Par acte du 21 octobre 2022 l’Urssaf a assigné la Selarl Karen Faure devant le tribunal judiciaire de Nantes afin d’obtenir, entre autres, la nullité de la saisie-attribution et d’en voir ordonner la mainlevée.
Par jugement du 22 mai 2023, le juge de l’exécution du tribunal judiciaire de Nantes a :
— déclaré la contestation formée par l’Urssaf au procès-verbal de saisie-attribution pratiqué le 13 septembre 2022 à la requête de la Selarl Karen Faure sur les comptes ouverts auprès du Crédit industriel et commercial CIC AG Institutionnels à [Localité 5] et dénoncée le 21 septembre irrecevable,
— condamné l’Urssaf à payer à la Selarl Karen Faure la somme de 800 euros au titre de l’article 700 du code de procédure civile,
— condamné l’Urssaf aux dépens,
— rappelé que le jugement est de droit assorti de l’exécution provisoire.

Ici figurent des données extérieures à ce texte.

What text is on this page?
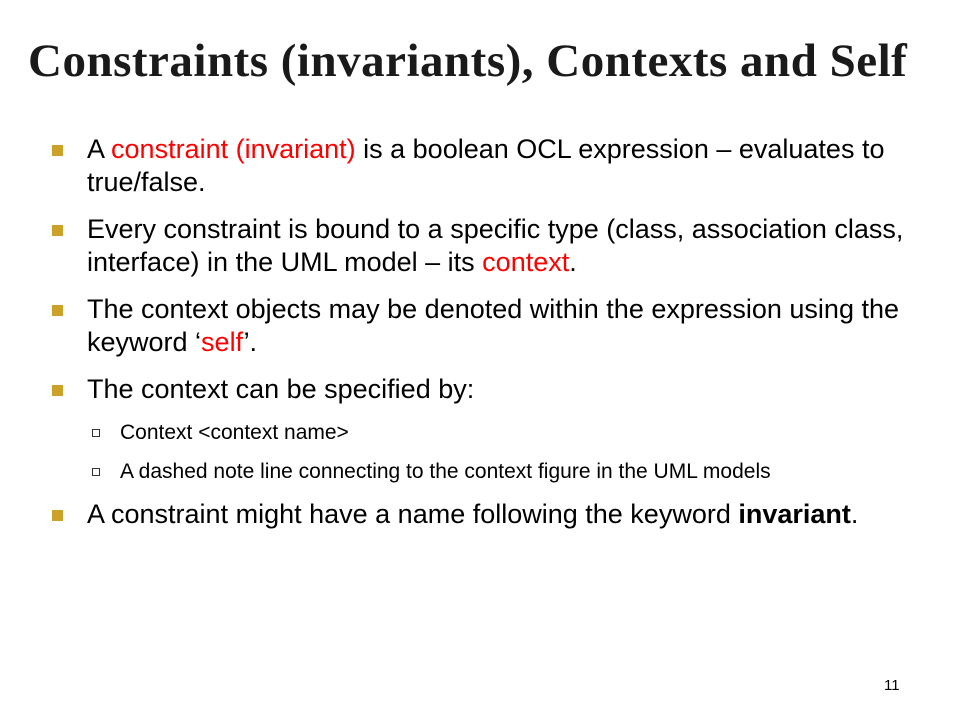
Constraints (invariants), Contexts and Self
A constraint (invariant) is a boolean OCL expression – evaluates to true/false.
Every constraint is bound to a specific type (class, association class, interface) in the UML model – its context.
The context objects may be denoted within the expression using the keyword ‘self’.
The context can be specified by:
Context <context name>
A dashed note line connecting to the context figure in the UML models
A constraint might have a name following the keyword invariant.
11
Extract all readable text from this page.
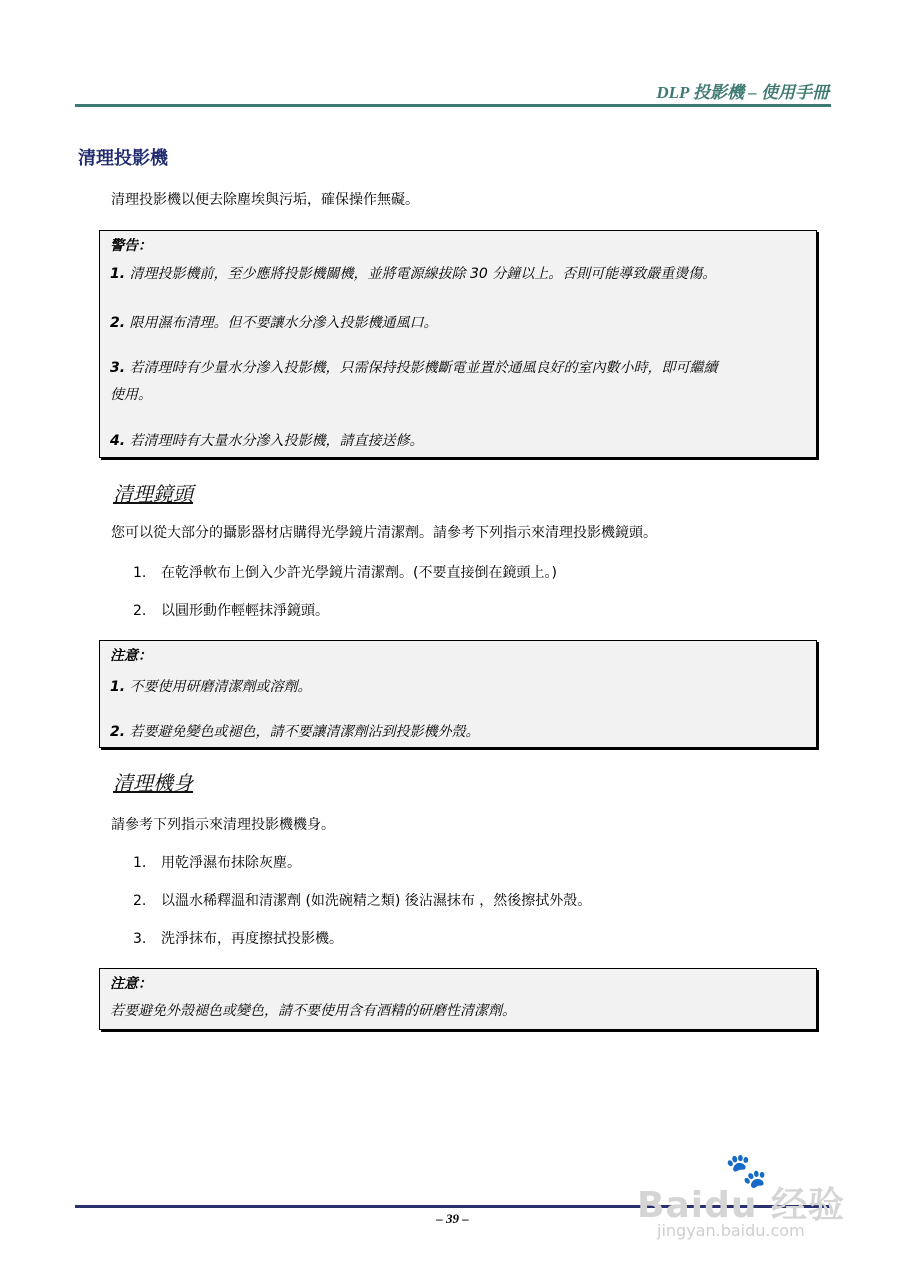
DLP 投影機 – 使用手冊
清理投影機
清理投影機以便去除塵埃與污垢，確保操作無礙。
警告：
1. 清理投影機前，至少應將投影機關機，並將電源線拔除 30 分鐘以上。否則可能導致嚴重燙傷。
2. 限用濕布清理。但不要讓水分滲入投影機通風口。
3. 若清理時有少量水分滲入投影機，只需保持投影機斷電並置於通風良好的室內數小時，即可繼續
使用。
4. 若清理時有大量水分滲入投影機，請直接送修。
清理鏡頭
您可以從大部分的攝影器材店購得光學鏡片清潔劑。請參考下列指示來清理投影機鏡頭。
1. 在乾淨軟布上倒入少許光學鏡片清潔劑。(不要直接倒在鏡頭上。)
2. 以圓形動作輕輕抹淨鏡頭。
注意：
1. 不要使用研磨清潔劑或溶劑。
2. 若要避免變色或褪色，請不要讓清潔劑沾到投影機外殼。
清理機身
請參考下列指示來清理投影機機身。
1. 用乾淨濕布抹除灰塵。
2. 以溫水稀釋溫和清潔劑 (如洗碗精之類) 後沾濕抹布 ，然後擦拭外殼。
3. 洗淨抹布，再度擦拭投影機。
注意：
若要避免外殼褪色或變色，請不要使用含有酒精的研磨性清潔劑。
– 39 –
🐾
Baidu 经验
jingyan.baidu.com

Par déclaration du 30 mai 2023, l’Urssaf a relevé appel de cette décision.
Aux termes de ses dernières conclusions notifiées le 11 juillet 2023, au, elle demande à la cour de :
Vu les articles L211-1, L122-1 et R211-11 du code des procédures civiles d’exécution,
— infirmer le jugement rendu le 22 mai 2023,
— statuer à nouveau et recevoir les demandes formulées par l’Urssaf et les déclarer bien fondées,
En conséquence,
— prononcer la nullité de la saisie- attribution,
— ordonner la mainlevée de la saisie-attribution devenue sans objet,
— débouter la Selarl Karen Faure de toutes ses demandes, fins et conclusions,
— condamner la Selarl Karen Faure au paiement d’une somme de 111 euros au titre des dommages et intérêts pour procédure abusive,
— condamner la société au paiement d’une somme de 4 000 euros au titre des dispositions de l’article 700 du code de procédure civile,
— condamner la Selarl Karen Faure aux entiers dépens.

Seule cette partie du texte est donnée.